Alternatively, the Board may have been saying that claimant did not in fact seek treatment for her trigger thumb condition until February 1998. If that was its intent, we cannot say that its factual finding would not be supported by substantial evidence.[6] We cannot tell, however, from the Board's reasoning which course it took. We accordingly reverse the Board's order and remand to permit it to clarify the basis for its decision. See Labor Force v. Frierson, 169 Or. App. 573, 578, 9 P.3d 128 (2000); SAIF v. Brown, 159 Or.App. 440, 445-46, 978 P.2d 407 (1999).
Reversed and remanded for reconsideration.
NOTES
[1] Both Sunrise Electric, Inc., and Farmers have petitioned for review of the Board's order. We refer to them collectively as Farmers.
[2] In a separate proceeding, an administrative law judge found claimant's carpal tunnel condition compensable and found SAIF, on behalf of Oregon Electric Construction, responsible.
[3] The Board also agreed with the ALJ that the condition was compensable. No one has challenged that ruling on review.
[4] The doctor stated that he recommended surgery but that such surgery was elective.

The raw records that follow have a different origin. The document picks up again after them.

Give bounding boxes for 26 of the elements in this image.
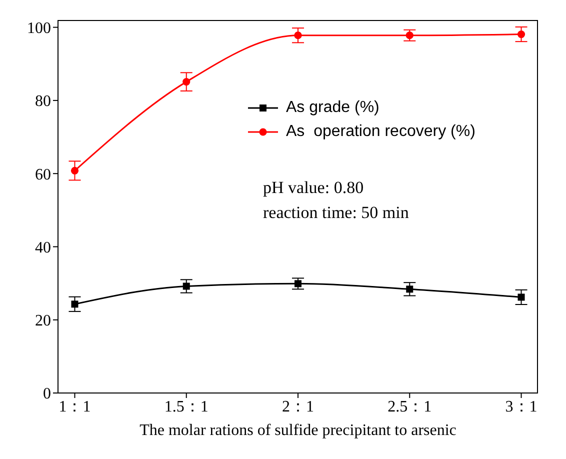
point xyxy=(182,78,190,86)
x-axis-title: The molar rations of sulfide precipitant to arsenic xyxy=(140,422,456,439)
y-tick-label: 20 xyxy=(35,312,51,330)
y-tick-label: 100 xyxy=(27,20,51,37)
annotation: reaction time: 50 min xyxy=(263,203,409,223)
point xyxy=(71,300,78,308)
x-tick-label: 3：1 xyxy=(505,398,538,416)
point xyxy=(294,280,302,288)
point xyxy=(406,286,414,293)
y-tick-label: 80 xyxy=(35,93,51,110)
x-tick-label: 2.5：1 xyxy=(388,398,432,416)
y-tick-label: 60 xyxy=(35,166,51,184)
point xyxy=(294,32,302,40)
point xyxy=(518,294,525,301)
y-tick-label: 40 xyxy=(35,239,51,256)
annotation: pH value: 0.80 xyxy=(263,178,364,198)
point xyxy=(517,30,526,38)
legend-label: As grade (%) xyxy=(286,98,380,118)
y-tick-label: 0 xyxy=(43,386,51,403)
point xyxy=(70,166,79,174)
x-tick-label: 2：1 xyxy=(282,398,314,416)
x-tick-label: 1.5：1 xyxy=(164,398,208,416)
x-tick-label: 1：1 xyxy=(58,398,91,416)
point xyxy=(406,32,414,40)
legend-label: As operation recovery (%) xyxy=(286,122,476,142)
point xyxy=(182,282,190,290)
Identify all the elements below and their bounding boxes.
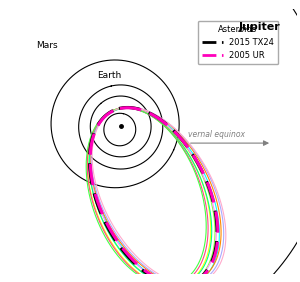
Text: Earth: Earth [98,71,122,80]
Text: Mars: Mars [36,41,58,50]
Text: vernal equinox: vernal equinox [188,130,245,139]
Text: Jupiter: Jupiter [238,21,280,32]
Legend: 2015 TX24, 2005 UR: 2015 TX24, 2005 UR [198,21,278,64]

The claimant did not pursue any further treatment.
[5] An earlier portion of the Board's opinion supports that interpretation of its reasoning. The Board had explained:
"Because the purpose in designating a triggering date is to identify a point when a condition generally becomes a disability, the Tapp court has determined that the event (seeking or receiving medical treatment) used to establish the triggering date must have a sufficient objective relationship to the date of disability to make it an appropriate triggering date for assignment of initial responsibility under the LIER."

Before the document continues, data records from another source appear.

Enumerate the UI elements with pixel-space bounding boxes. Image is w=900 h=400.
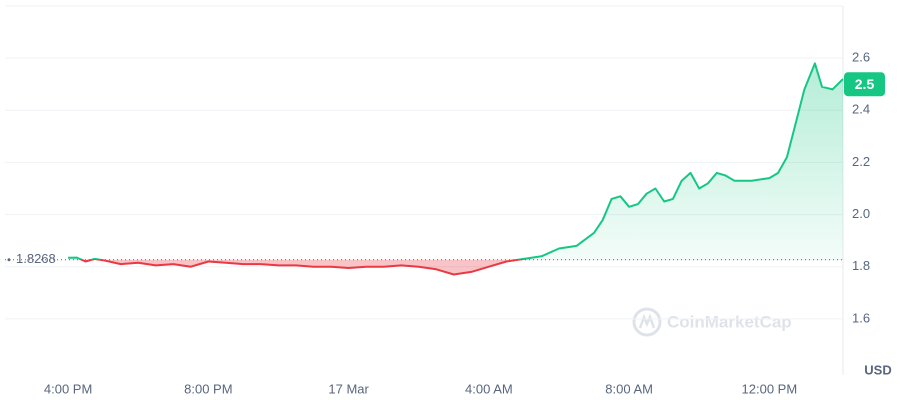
x-tick-label: 12:00 PM bbox=[742, 381, 798, 396]
current-price-label: 2.5 bbox=[855, 76, 875, 92]
x-tick-label: 4:00 PM bbox=[44, 381, 92, 396]
watermark-text: CoinMarketCap bbox=[667, 312, 792, 331]
y-tick-label: 2.4 bbox=[852, 102, 870, 117]
y-tick-label: 1.6 bbox=[852, 310, 870, 325]
watermark: CoinMarketCap bbox=[632, 307, 792, 337]
watermark-logo bbox=[632, 307, 662, 337]
price-line bbox=[68, 62, 844, 276]
x-tick-label: 17 Mar bbox=[328, 381, 369, 396]
x-tick-label: 8:00 PM bbox=[184, 381, 232, 396]
y-tick-label: 2.2 bbox=[852, 154, 870, 169]
x-tick-label: 8:00 AM bbox=[605, 381, 653, 396]
reference-label: 1.8268 bbox=[16, 251, 56, 266]
watermark-logo-mark bbox=[638, 313, 656, 329]
y-axis-label: USD bbox=[864, 362, 891, 377]
y-tick-label: 2.0 bbox=[852, 206, 870, 221]
y-tick-label: 2.6 bbox=[852, 50, 870, 65]
y-tick-label: 1.8 bbox=[852, 258, 870, 273]
x-tick-label: 4:00 AM bbox=[465, 381, 513, 396]
area-fill bbox=[68, 63, 844, 275]
current-price-box bbox=[844, 72, 885, 97]
reference-dot bbox=[7, 258, 11, 262]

In stating the test that way, the Board appears to be saying that, even though there is an event (seeking or receiving treatment) that would ordinarily trigger responsibility under the LIER, the event must also have "a sufficient objective relationship to the date of disability" to do so.
[6] We have considered and reject without discussion Farmers' argument that the record is insufficient to support a finding that claimant first sought treatment for her trigger finger condition while it was on the risk.